3) Centralize information about environmental efforts into a visually easy to navigate thing (again, app or site) so that people around the world can figure out how to invest and help. Leverage data analytics against corporate ownership and activities to score companies, countries, counties, charities and politicians on how they are helping to save the planet.
4) Call out the biggest things that drive climate change and help find solutions to change and replace them (XPRIZE anyone?). Everyone loves to talk about car pollution, no one talks about container ship and cruise ship pollution. (https://www.quora.com/Is-it-true-that-the-15-biggest-ships-i...). If containerships really are the worst polluters, perhaps there can be an XPrize to figure out how to replace them with something less polluting (clearly asking shoppers to stop buying and shipping things isn't working). Electric/Solar/Wind/Nuclear/Hydrogen powered boats? Electric or clean hybrid trains? It's the R&D cost to make these competitive options that prevent or reduce these from happening.
5) Are there other industrial solutions? Carbon capture and conversion to fuel? Atmospheric reflection? Maybe these are crazy science fiction, maybe not. The iPad was a prop on StarTrek The Next Generation in the 90s, now it's real and relatively cheap.
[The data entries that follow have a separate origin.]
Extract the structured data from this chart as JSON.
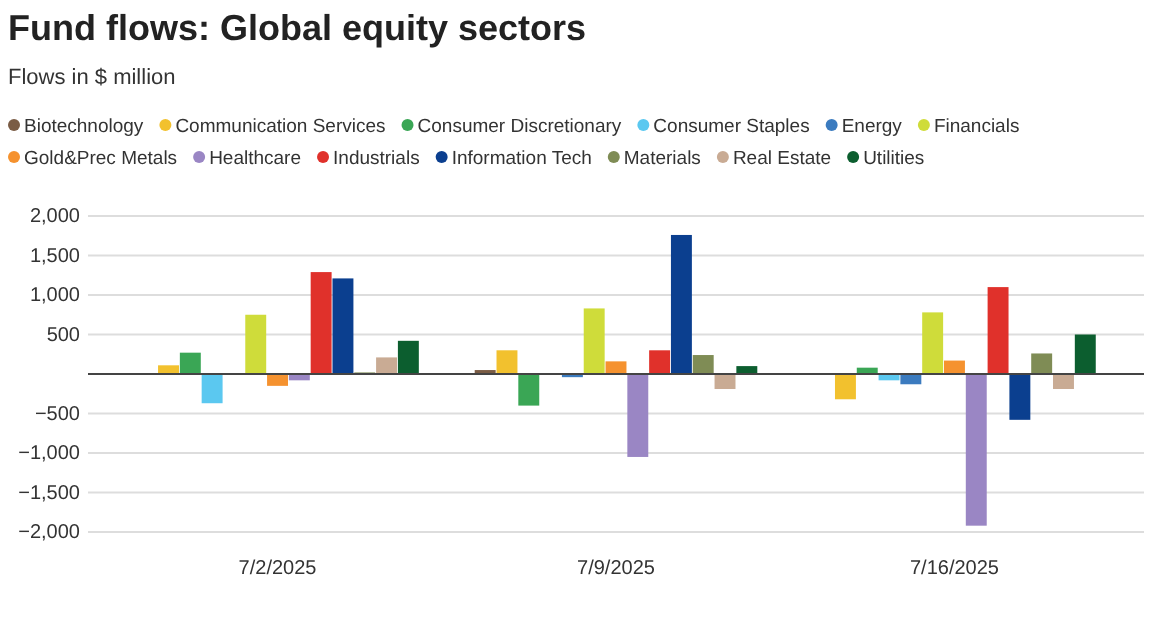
{
  "chart_data": {
    "type": "bar",
    "title": "Fund flows: Global equity sectors",
    "subtitle": "Flows in $ million",
    "categories": [
      "7/2/2025",
      "7/9/2025",
      "7/16/2025"
    ],
    "series": [
      {
        "name": "Biotechnology",
        "color": "#7a5c45",
        "values": [
          0,
          50,
          0
        ]
      },
      {
        "name": "Communication Services",
        "color": "#f2c12e",
        "values": [
          110,
          300,
          -320
        ]
      },
      {
        "name": "Consumer Discretionary",
        "color": "#3aa655",
        "values": [
          270,
          -400,
          80
        ]
      },
      {
        "name": "Consumer Staples",
        "color": "#5bc8f0",
        "values": [
          -370,
          0,
          -80
        ]
      },
      {
        "name": "Energy",
        "color": "#3b7bbf",
        "values": [
          0,
          -40,
          -130
        ]
      },
      {
        "name": "Financials",
        "color": "#cfdc3a",
        "values": [
          750,
          830,
          780
        ]
      },
      {
        "name": "Gold&Prec Metals",
        "color": "#f5922f",
        "values": [
          -150,
          160,
          170
        ]
      },
      {
        "name": "Healthcare",
        "color": "#9a86c4",
        "values": [
          -80,
          -1050,
          -1920
        ]
      },
      {
        "name": "Industrials",
        "color": "#e0312b",
        "values": [
          1290,
          300,
          1100
        ]
      },
      {
        "name": "Information Tech",
        "color": "#0b3f8f",
        "values": [
          1210,
          1760,
          -580
        ]
      },
      {
        "name": "Materials",
        "color": "#7f8c55",
        "values": [
          20,
          240,
          260
        ]
      },
      {
        "name": "Real Estate",
        "color": "#c9ab94",
        "values": [
          210,
          -190,
          -190
        ]
      },
      {
        "name": "Utilities",
        "color": "#0c5e2f",
        "values": [
          420,
          100,
          500
        ]
      }
    ],
    "ylim": [
      -2000,
      2000
    ],
    "yticks": [
      {
        "value": -2000,
        "label": "−2,000"
      },
      {
        "value": -1500,
        "label": "−1,500"
      },
      {
        "value": -1000,
        "label": "−1,000"
      },
      {
        "value": -500,
        "label": "−500"
      },
      {
        "value": 500,
        "label": "500"
      },
      {
        "value": 1000,
        "label": "1,000"
      },
      {
        "value": 1500,
        "label": "1,500"
      },
      {
        "value": 2000,
        "label": "2,000"
      }
    ],
    "grid": "y",
    "legend": "top left"
  }
}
Not everything will work, if we look for solutions, something will work, we can refine it and make it better.
- https://www.google.com/search?q=reflect+atmostpheric+heat+in...
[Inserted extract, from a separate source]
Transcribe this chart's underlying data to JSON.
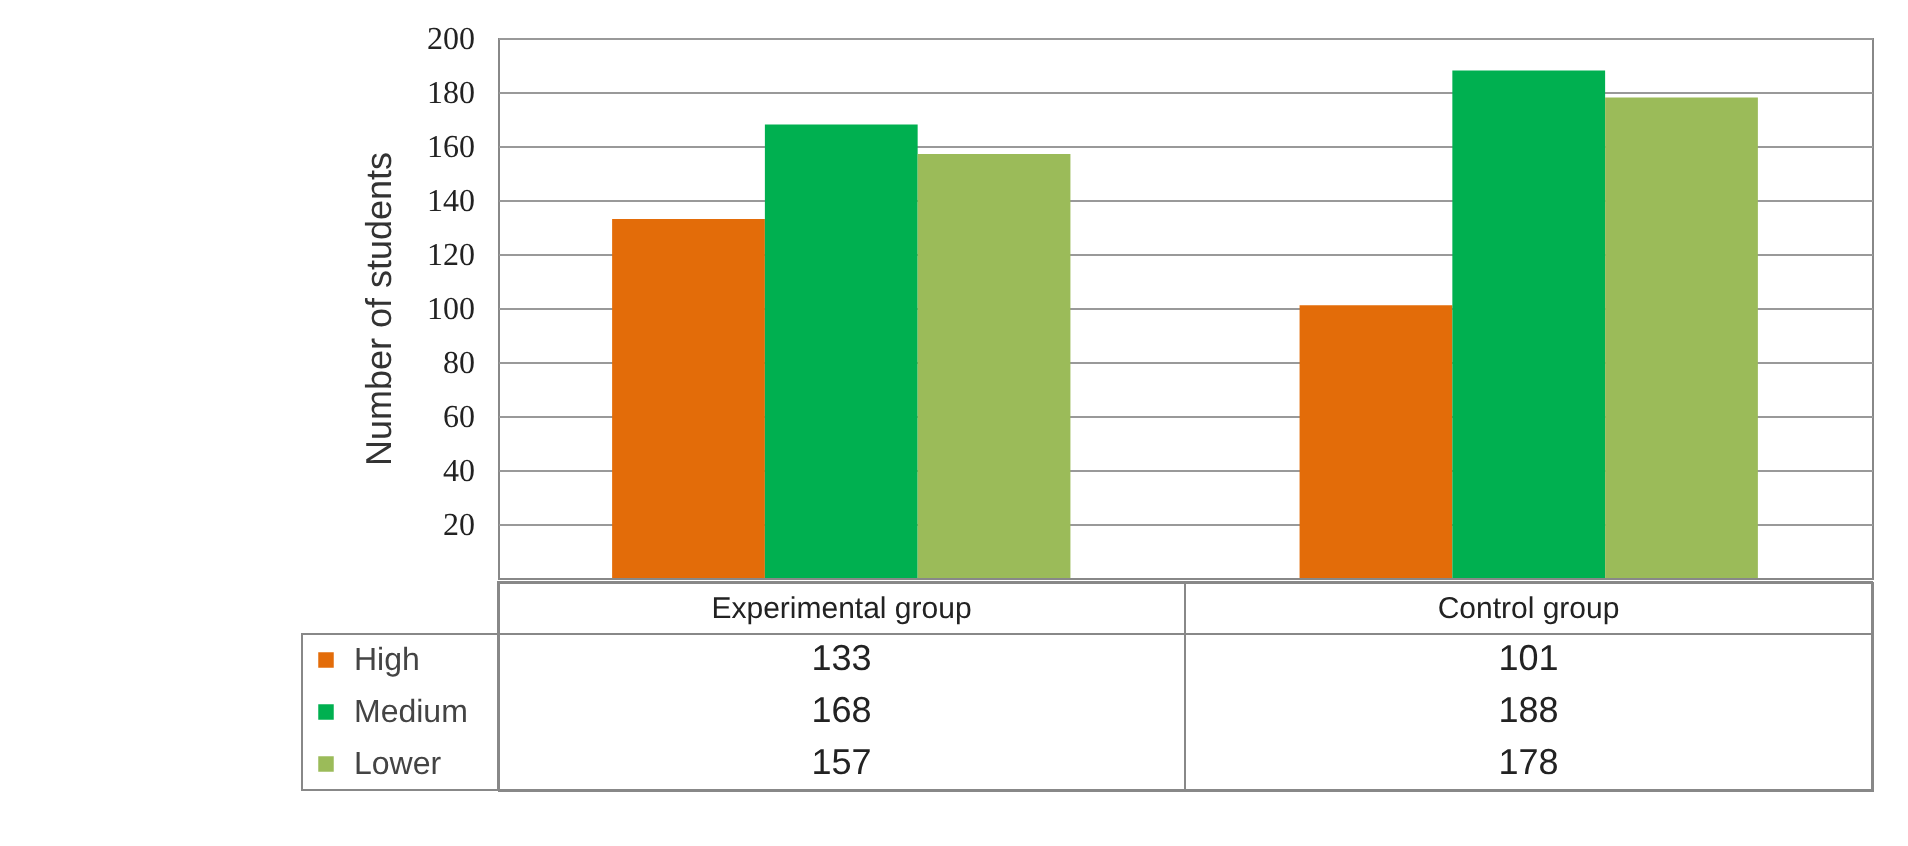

- https://www.google.com/search?q=co2+to+fuel
Ultimately many people want to help, but don't know where to start or how they can help. The big place is not individual change... its corporate change. Saving the earth must be the economically best choice for companies and others.
It's way too little. Even if you removed consumption and personal transport completely were looking at maximum of 30% reduction.
We'd have to reengineer manufacturing goods and food distribution massively to cut it deeper, replace more transport with renewable or nuclear fueled electric. Local is best most of the time, so buy local food and locally made things. Skip unnecessary gadgets.
And the most problematic part is reducing airplane miles and agricultural emissions.
Nuclear tankers have already been shown, but I don't remember a link.
Let us take your opening statement as valid. The complexity of the problem requires solutions that allow non experts to make an impact. If manufactured goods need to be engineered, the needed investment requires group interest, a market and research and development. Reducing investment costs could accelerate this through an avenue similar to open source software. There are probably other avenues.
Re-engineer manufactured goods, make transport more renewable, reduce food miles and agriculture emissions, most consumers are supportive and simply need a simple way that they can help drive and make the change.
Regulators actively resist efforts to improve transparency and labelling when it comes to consumer goods, particularly food. How can we overcome obstacles such as barcodes not encoding critical information.
Working from your statement as completely valid, Augmented Reality has the potential to really change this. Food Barcodes and the simple visual recognition of products have the ability to link information that previously was hard to research and make available. For me, I don't know where to find the background information on the relative "goodness" or "badness" of companies or products. I expect it is out there, I just don't personally know where. (anyone want to throw it in the comments?)
"Mobilizing all humanity" is completely hyperbolic. No one has suggested that.
Even if "total war" against climate change were on the cards, it would be a welcome break from capitalism being seen as the one driver for human innovation. It's very clear that capitalism is ill equipped to deal with this sort of threat.
Don't forget that the existential threat of the world wars did a lot to drive scientific innovation.
20 September global climate strikes are expected to be huge. In my city they are expecting a doubling from 4,000 to 8,000 people. Facebook event responses to the global strike are going through the roof.
It's a very real problem, but hysterics doesn't help, stick to the science.